Wednesday, October 17, 2007

IEA Energy Policy DK 06, UK 06, SP 05, JP 03

Denmark (2006)
Renewable energy section of this report VERY pro-market. Despite the previous meteoric rise of wind power under FITs and almost complete stagnation under new, more market-based regime, the authors commend the new approach. Box on Vestas, however, attributes rise of company to domestic demand created by financial incentive policies. New system is confusing and applies different rules to turbines depending on when they were installed, but upshot is that premium is now less than it used to be. Clearly not high enough for new turbines to support market introduction. Lots of information on cost, including a table on p. 104 comparing renewables support in DK, FR, DE, and SP. Renewable energy now supported through a Public Service Obligation (like a public benefits fund) that assesses a surcharge on electricity purchased.
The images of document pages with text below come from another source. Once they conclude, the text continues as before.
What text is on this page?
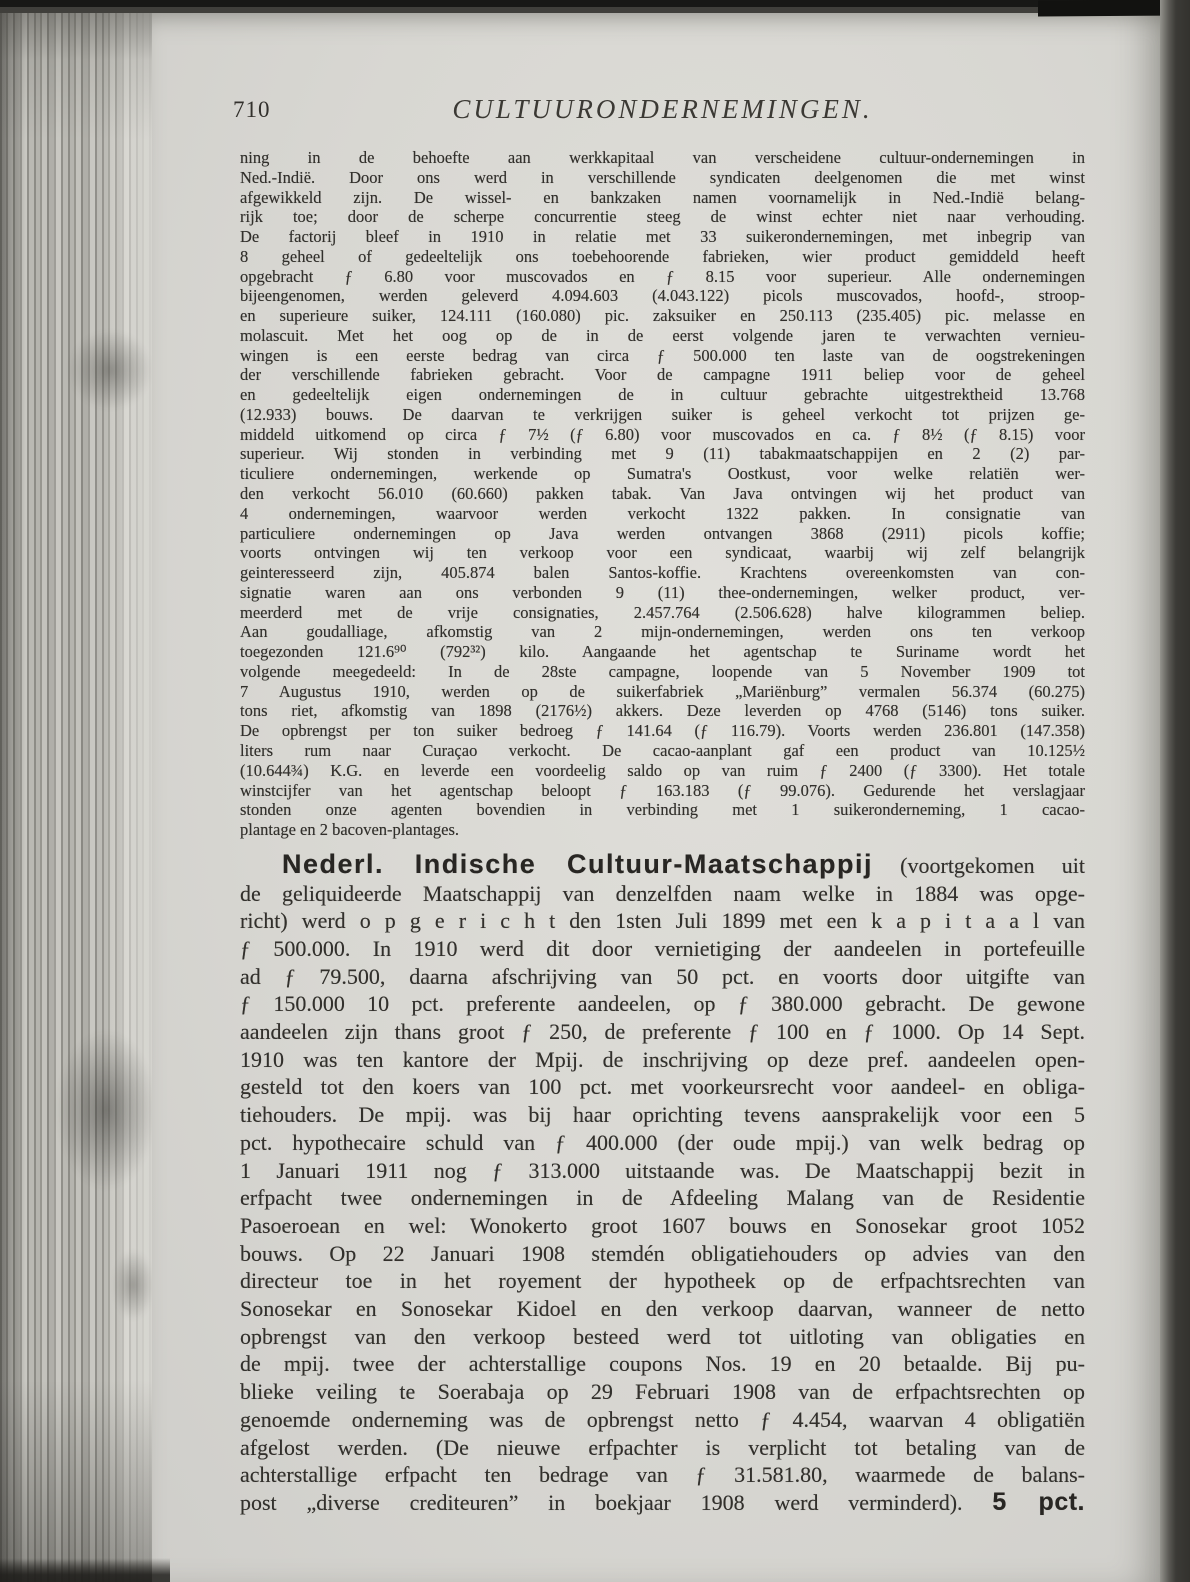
710	CULTUURONDERNEMINGEN.
ning in de behoefte aan werkkapitaal van verscheidene cultuur-ondernemingen in
Ned.-Indië. Door ons werd in verschillende syndicaten deelgenomen die met winst
afgewikkeld zijn. De wissel- en bankzaken namen voornamelijk in Ned.-Indië belang-
rijk toe; door de scherpe concurrentie steeg de winst echter niet naar verhouding.
De factorij bleef in 1910 in relatie met 33 suikerondernemingen, met inbegrip van
8 geheel of gedeeltelijk ons toebehoorende fabrieken, wier product gemiddeld heeft
opgebracht ƒ 6.80 voor muscovados en ƒ 8.15 voor superieur. Alle ondernemingen
bijeengenomen, werden geleverd 4.094.603 (4.043.122) picols muscovados, hoofd-, stroop-
en superieure suiker, 124.111 (160.080) pic. zaksuiker en 250.113 (235.405) pic. melasse en
molascuit. Met het oog op de in de eerst volgende jaren te verwachten vernieu-
wingen is een eerste bedrag van circa ƒ 500.000 ten laste van de oogstrekeningen
der verschillende fabrieken gebracht. Voor de campagne 1911 beliep voor de geheel
en gedeeltelijk eigen ondernemingen de in cultuur gebrachte uitgestrektheid 13.768
(12.933) bouws. De daarvan te verkrijgen suiker is geheel verkocht tot prijzen ge-
middeld uitkomend op circa ƒ 7½ (ƒ 6.80) voor muscovados en ca. ƒ 8½ (ƒ 8.15) voor
superieur. Wij stonden in verbinding met 9 (11) tabakmaatschappijen en 2 (2) par-
ticuliere ondernemingen, werkende op Sumatra's Oostkust, voor welke relatiën wer-
den verkocht 56.010 (60.660) pakken tabak. Van Java ontvingen wij het product van
4 ondernemingen, waarvoor werden verkocht 1322 pakken. In consignatie van
particuliere ondernemingen op Java werden ontvangen 3868 (2911) picols koffie;
voorts ontvingen wij ten verkoop voor een syndicaat, waarbij wij zelf belangrijk
geinteresseerd zijn, 405.874 balen Santos-koffie. Krachtens overeenkomsten van con-
signatie waren aan ons verbonden 9 (11) thee-ondernemingen, welker product, ver-
meerderd met de vrije consignaties, 2.457.764 (2.506.628) halve kilogrammen beliep.
Aan goudalliage, afkomstig van 2 mijn-ondernemingen, werden ons ten verkoop
toegezonden 121.6⁹⁰ (792³²) kilo. Aangaande het agentschap te Suriname wordt het
volgende meegedeeld: In de 28ste campagne, loopende van 5 November 1909 tot
7 Augustus 1910, werden op de suikerfabriek „Mariënburg” vermalen 56.374 (60.275)
tons riet, afkomstig van 1898 (2176½) akkers. Deze leverden op 4768 (5146) tons suiker.
De opbrengst per ton suiker bedroeg ƒ 141.64 (ƒ 116.79). Voorts werden 236.801 (147.358)
liters rum naar Curaçao verkocht. De cacao-aanplant gaf een product van 10.125½
(10.644¾) K.G. en leverde een voordeelig saldo op van ruim ƒ 2400 (ƒ 3300). Het totale
winstcijfer van het agentschap beloopt ƒ 163.183 (ƒ 99.076). Gedurende het verslagjaar
stonden onze agenten bovendien in verbinding met 1 suikeronderneming, 1 cacao-
plantage en 2 bacoven-plantages.
Nederl. Indische Cultuur-Maatschappij (voortgekomen uit
de geliquideerde Maatschappij van denzelfden naam welke in 1884 was opge-
richt) werd o p g e r i c h t den 1sten Juli 1899 met een k a p i t a a l van
ƒ 500.000. In 1910 werd dit door vernietiging der aandeelen in portefeuille
ad ƒ 79.500, daarna afschrijving van 50 pct. en voorts door uitgifte van
ƒ 150.000 10 pct. preferente aandeelen, op ƒ 380.000 gebracht. De gewone
aandeelen zijn thans groot ƒ 250, de preferente ƒ 100 en ƒ 1000. Op 14 Sept.
1910 was ten kantore der Mpij. de inschrijving op deze pref. aandeelen open-
gesteld tot den koers van 100 pct. met voorkeursrecht voor aandeel- en obliga-
tiehouders. De mpij. was bij haar oprichting tevens aansprakelijk voor een 5
pct. hypothecaire schuld van ƒ 400.000 (der oude mpij.) van welk bedrag op
1 Januari 1911 nog ƒ 313.000 uitstaande was. De Maatschappij bezit in
erfpacht twee ondernemingen in de Afdeeling Malang van de Residentie
Pasoeroean en wel: Wonokerto groot 1607 bouws en Sonosekar groot 1052
bouws. Op 22 Januari 1908 stemdén obligatiehouders op advies van den
directeur toe in het royement der hypotheek op de erfpachtsrechten van
Sonosekar en Sonosekar Kidoel en den verkoop daarvan, wanneer de netto
opbrengst van den verkoop besteed werd tot uitloting van obligaties en
de mpij. twee der achterstallige coupons Nos. 19 en 20 betaalde. Bij pu-
blieke veiling te Soerabaja op 29 Februari 1908 van de erfpachtsrechten op
genoemde onderneming was de opbrengst netto ƒ 4.454, waarvan 4 obligatiën
afgelost werden. (De nieuwe erfpachter is verplicht tot betaling van de
achterstallige erfpacht ten bedrage van ƒ 31.581.80, waarmede de balans-
post „diverse crediteuren” in boekjaar 1908 werd verminderd). 5 pct.
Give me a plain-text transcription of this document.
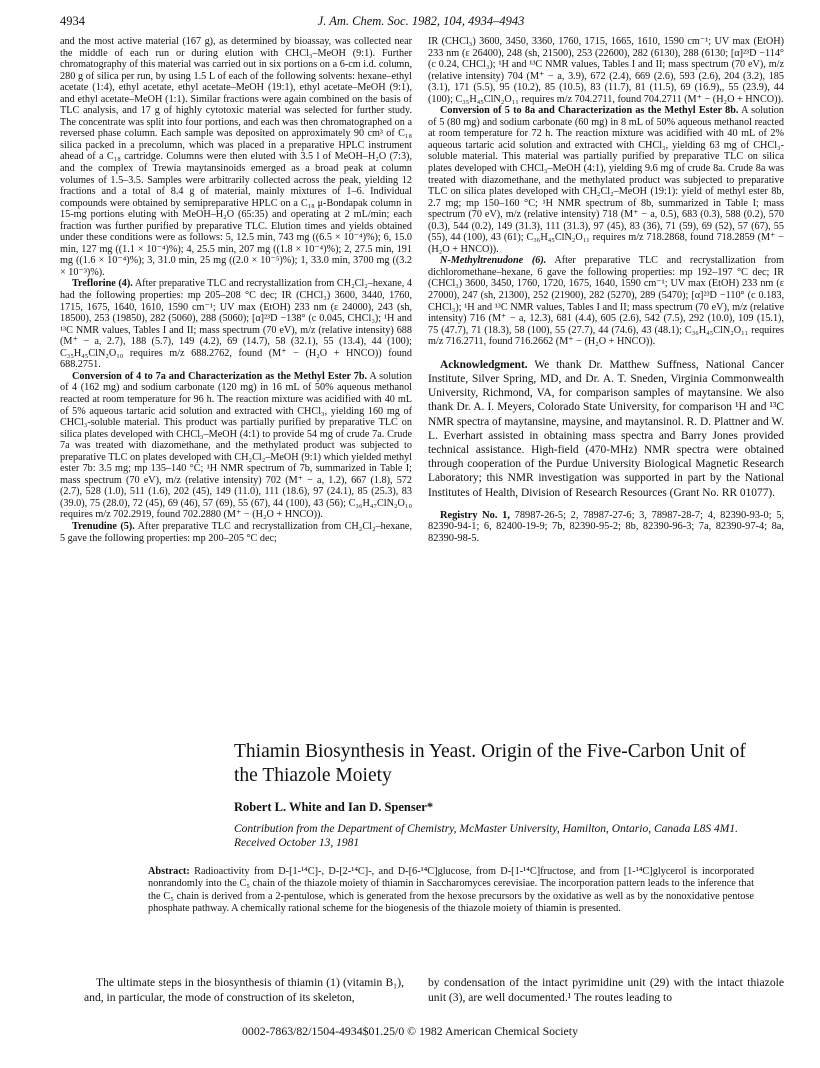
4934	J. Am. Chem. Soc. 1982, 104, 4934–4943

and the most active material (167 g), as determined by bioassay, was collected near the middle of each run or during elution with CHCl₃–MeOH (9:1). Further chromatography of this material was carried out in six portions on a 6-cm i.d. column, 280 g of silica per run, by using 1.5 L of each of the following solvents: hexane–ethyl acetate (1:4), ethyl acetate, ethyl acetate–MeOH (19:1), ethyl acetate–MeOH (9:1), and ethyl acetate–MeOH (1:1). Similar fractions were again combined on the basis of TLC analysis, and 17 g of highly cytotoxic material was selected for further study. The concentrate was split into four portions, and each was then chromatographed on a reversed phase column. Each sample was deposited on approximately 90 cm³ of C₁₈ silica packed in a precolumn, which was placed in a preparative HPLC instrument ahead of a C₁₈ cartridge. Columns were then eluted with 3.5 l of MeOH–H₂O (7:3), and the complex of Trewia maytansinoids emerged as a broad peak at column volumes of 1.5–3.5. Samples were arbitrarily collected across the peak, yielding 12 fractions and a total of 8.4 g of material, mainly mixtures of 1–6. Individual compounds were obtained by semipreparative HPLC on a C₁₈ μ-Bondapak column in 15-mg portions eluting with MeOH–H₂O (65:35) and operating at 2 mL/min; each fraction was further purified by preparative TLC. Elution times and yields obtained under these conditions were as follows: 5, 12.5 min, 743 mg ((6.5 × 10⁻⁴)%); 6, 15.0 min, 127 mg ((1.1 × 10⁻⁴)%); 4, 25.5 min, 207 mg ((1.8 × 10⁻⁴)%); 2, 27.5 min, 191 mg ((1.6 × 10⁻⁴)%); 3, 31.0 min, 25 mg ((2.0 × 10⁻⁵)%); 1, 33.0 min, 3700 mg ((3.2 × 10⁻³)%).

Treflorine (4). After preparative TLC and recrystallization from CH₂Cl₂–hexane, 4 had the following properties: mp 205–208 °C dec; IR (CHCl₃) 3600, 3440, 1760, 1715, 1675, 1640, 1610, 1590 cm⁻¹; UV max (EtOH) 233 nm (ε 24000), 243 (sh, 18500), 253 (19850), 282 (5060), 288 (5060); [α]²³D −138° (c 0.045, CHCl₃); ¹H and ¹³C NMR values, Tables I and II; mass spectrum (70 eV), m/z (relative intensity) 688 (M⁺ − a, 2.7), 188 (5.7), 149 (4.2), 69 (14.7), 58 (32.1), 55 (13.4), 44 (100); C₃₅H₄₅ClN₂O₁₀ requires m/z 688.2762, found (M⁺ − (H₂O + HNCO)) found 688.2751.

Conversion of 4 to 7a and Characterization as the Methyl Ester 7b. A solution of 4 (162 mg) and sodium carbonate (120 mg) in 16 mL of 50% aqueous methanol reacted at room temperature for 96 h. The reaction mixture was acidified with 40 mL of 5% aqueous tartaric acid solution and extracted with CHCl₃, yielding 160 mg of CHCl₃-soluble material. This product was partially purified by preparative TLC on silica plates developed with CHCl₃–MeOH (4:1) to provide 54 mg of crude 7a. Crude 7a was treated with diazomethane, and the methylated product was subjected to preparative TLC on plates developed with CH₂Cl₂–MeOH (9:1) which yielded methyl ester 7b: 3.5 mg; mp 135–140 °C; ¹H NMR spectrum of 7b, summarized in Table I; mass spectrum (70 eV), m/z (relative intensity) 702 (M⁺ − a, 1.2), 667 (1.8), 572 (2.7), 528 (1.0), 511 (1.6), 202 (45), 149 (11.0), 111 (18.6), 97 (24.1), 85 (25.3), 83 (39.0), 75 (28.0), 72 (45), 69 (46), 57 (69), 55 (67), 44 (100), 43 (56); C₃₆H₄₇ClN₂O₁₀ requires m/z 702.2919, found 702.2880 (M⁺ − (H₂O + HNCO)).

Trenudine (5). After preparative TLC and recrystallization from CH₂Cl₂–hexane, 5 gave the following properties: mp 200–205 °C dec;

IR (CHCl₃) 3600, 3450, 3360, 1760, 1715, 1665, 1610, 1590 cm⁻¹; UV max (EtOH) 233 nm (ε 26400), 248 (sh, 21500), 253 (22600), 282 (6130), 288 (6130; [α]²³D −114° (c 0.24, CHCl₃); ¹H and ¹³C NMR values, Tables I and II; mass spectrum (70 eV), m/z (relative intensity) 704 (M⁺ − a, 3.9), 672 (2.4), 669 (2.6), 593 (2.6), 204 (3.2), 185 (3.1), 171 (5.5), 95 (10.2), 85 (10.5), 83 (11.7), 81 (11.5), 69 (16.9),, 55 (23.9), 44 (100); C₃₅H₄₅ClN₂O₁₁ requires m/z 704.2711, found 704.2711 (M⁺ − (H₂O + HNCO)).

Conversion of 5 to 8a and Characterization as the Methyl Ester 8b. A solution of 5 (80 mg) and sodium carbonate (60 mg) in 8 mL of 50% aqueous methanol reacted at room temperature for 72 h. The reaction mixture was acidified with 40 mL of 2% aqueous tartaric acid solution and extracted with CHCl₃, yielding 63 mg of CHCl₃-soluble material. This material was partially purified by preparative TLC on silica plates developed with CHCl₃–MeOH (4:1), yielding 9.6 mg of crude 8a. Crude 8a was treated with diazomethane, and the methylated product was subjected to preparative TLC on silica plates developed with CH₂Cl₂–MeOH (19:1): yield of methyl ester 8b, 2.7 mg; mp 150–160 °C; ¹H NMR spectrum of 8b, summarized in Table I; mass spectrum (70 eV), m/z (relative intensity) 718 (M⁺ − a, 0.5), 683 (0.3), 588 (0.2), 570 (0.3), 544 (0.2), 149 (31.3), 111 (31.3), 97 (45), 83 (36), 71 (59), 69 (52), 57 (67), 55 (55), 44 (100), 43 (61); C₃₆H₄₅ClN₂O₁₁ requires m/z 718.2868, found 718.2859 (M⁺ − (H₂O + HNCO)).

N-Methyltrenudone (6). After preparative TLC and recrystallization from dichloromethane–hexane, 6 gave the following properties: mp 192–197 °C dec; IR (CHCl₃) 3600, 3450, 1760, 1720, 1675, 1640, 1590 cm⁻¹; UV max (EtOH) 233 nm (ε 27000), 247 (sh, 21300), 252 (21900), 282 (5270), 289 (5470); [α]²³D −110° (c 0.183, CHCl₃); ¹H and ¹³C NMR values, Tables I and II; mass spectrum (70 eV), m/z (relative intensity) 716 (M⁺ − a, 12.3), 681 (4.4), 605 (2.6), 542 (7.5), 292 (10.0), 109 (15.1), 75 (47.7), 71 (18.3), 58 (100), 55 (27.7), 44 (74.6), 43 (48.1); C₃₆H₄₅ClN₂O₁₁ requires m/z 716.2711, found 716.2662 (M⁺ − (H₂O + HNCO)).

Acknowledgment. We thank Dr. Matthew Suffness, National Cancer Institute, Silver Spring, MD, and Dr. A. T. Sneden, Virginia Commonwealth University, Richmond, VA, for comparison samples of maytansine. We also thank Dr. A. I. Meyers, Colorado State University, for comparison ¹H and ¹³C NMR spectra of maytansine, maysine, and maytansinol. R. D. Plattner and W. L. Everhart assisted in obtaining mass spectra and Barry Jones provided technical assistance. High-field (470-MHz) NMR spectra were obtained through cooperation of the Purdue University Biological Magnetic Research Laboratory; this NMR investigation was supported in part by the National Institutes of Health, Division of Research Resources (Grant No. RR 01077).

Registry No. 1, 78987-26-5; 2, 78987-27-6; 3, 78987-28-7; 4, 82390-93-0; 5, 82390-94-1; 6, 82400-19-9; 7b, 82390-95-2; 8b, 82390-96-3; 7a, 82390-97-4; 8a, 82390-98-5.

Thiamin Biosynthesis in Yeast. Origin of the Five-Carbon Unit of the Thiazole Moiety
Robert L. White and Ian D. Spenser*
Contribution from the Department of Chemistry, McMaster University, Hamilton, Ontario, Canada L8S 4M1. Received October 13, 1981
Abstract: Radioactivity from D-[1-¹⁴C]-, D-[2-¹⁴C]-, and D-[6-¹⁴C]glucose, from D-[1-¹⁴C]fructose, and from [1-¹⁴C]glycerol is incorporated nonrandomly into the C₅ chain of the thiazole moiety of thiamin in Saccharomyces cerevisiae. The incorporation pattern leads to the inference that the C₅ chain is derived from a 2-pentulose, which is generated from the hexose precursors by the oxidative as well as by the nonoxidative pentose phosphate pathway. A chemically rational scheme for the biogenesis of the thiazole moiety of thiamin is presented.
The ultimate steps in the biosynthesis of thiamin (1) (vitamin B₁), and, in particular, the mode of construction of its skeleton,
by condensation of the intact pyrimidine unit (29) with the intact thiazole unit (3), are well documented.¹ The routes leading to
0002-7863/82/1504-4934$01.25/0 © 1982 American Chemical Society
Study by Denmark's Economic Council in 2002 concluded that all the RE investment in the 1990s was actually a negative social cost, even after attributing relatively high costs to CO2. Discusses high costs of grid integration; reliance on other forms of electricity and power from other countries to balance intermittant RE supply. Shows high costs of CO2 reduction through RE (PV esp) compared to efficiency and CHP. Report says that government hasn't committed to RE targets, but I thought I read somewhere that they had. Offshore wind, unlike onshore, part of competitive tender syste with predetermined tariff for 12 years. Government also supports decommissioning of older, smaller turbines, and report expects lots of decommissioning in end of 2009, when this program expires, since the owners of older turbines can get higher premium until then.

Spain (2005)
Spain's renewables primarily from large hydro, but wind growing rapidly, and plans for expansion of small hydro, solar, biomass. Low heating requirements and high penetration of CHP leave little room for expansion of RE into heat. Growing demand for electricity swamping gains of RE. Report reviews status in achieving goals of Plan for Promotion of RE in Spain (2000-2010). Wind has exceeded goals, but sm hydro, solar, and bio-energy all falling behind targets. Says regulated price, calculated on basis of market price, may become too high when cost of CO2 incorporated in market price unless calculation method changed. Gov't can change premium amt in annual review, which creates uncertainty for RE operators. New method for calculating premium: can either sell to distributor for premium that is fixed % of avg electric rate or sell to market at market price + incentive for market participation + premium. Generators who opt for new system can switch to old after one year if they prefer. Mentions preferential tax treatment for RE, but no specifics. Direct support include new building regulations (including mandatory solar water heating systems), R&D. Says "public subsidies are oriented to the interest rates...[for] renewable energy projects and efficiency projects." Also, "the subsidy has led to private investment of about five times the subsidy volume." Recommends, as usual, more market determination. Fair point that FIT/premium scheme should apply for predetermined time, so projects aren't subsidized past point of amortization. Suggests green certs scheme.

UK (2006)
Low levels of RE but rapid growth. Describes Renewables Obligation (RO) system; table on p. 96 with supplier obligation levels. Since program started, the obligation has yet to meet target; consequently, ROC prices are high. UK Energy Review report of July 2006 recommended technology banding, removing risk of oversupply of ROCs (how? - perhaps by maintaining obligation levels above actual level of RE production), removing increases of buy-out price with inflation after 2015 (bad!). Capital grants for offshore wind and biomass. Capital grants, R&D money, demonstration programs for PV. Obligation for RE in transport fuel beginning April 2008, plus already-existing tax incentives. Assessment: ROC not yet generating RE intended, not keeping costs down for consumers, more expensive per unit of CO2 reduced than efficiency. Recommends looking to Australia and Sweden for good cert schemes. For siting/planning issues, recommends looking at Denmark example, where citizens own shares in turbines.

Japan (2003)
Japan not ideal for wind, since resources relatively low, space is scarce, and grids not set up for it. Leads world in PV production and is second in PV power generation; about 1.5 times cost of wind energy in Europe and US. Documents cost decline of 260yet per kWh in 1993 to 66yen per kWh in 1999. Discusses policies to promote RE very vaguely. Says RPS adopted in 2002, launched in April 2003 is most significant policy. Quite similar to UK, but non-compliance fines high (up to 1 million yen). Budget for promotion of "new energy" (excludes large-scale hydro and geothermal) doubled from 1997-2002. In 2002, 38.8 billion yen spent on technology development, 10 billion on demonstration, 96.1 billoion on promotion of introduction. In critique section, "Its [RPS] pitfall is that it maximises short-term benefits at the cost of the development of technologies and energies which may be more promoising in the longer term." Recommends enhanced R&D and demonstration funds.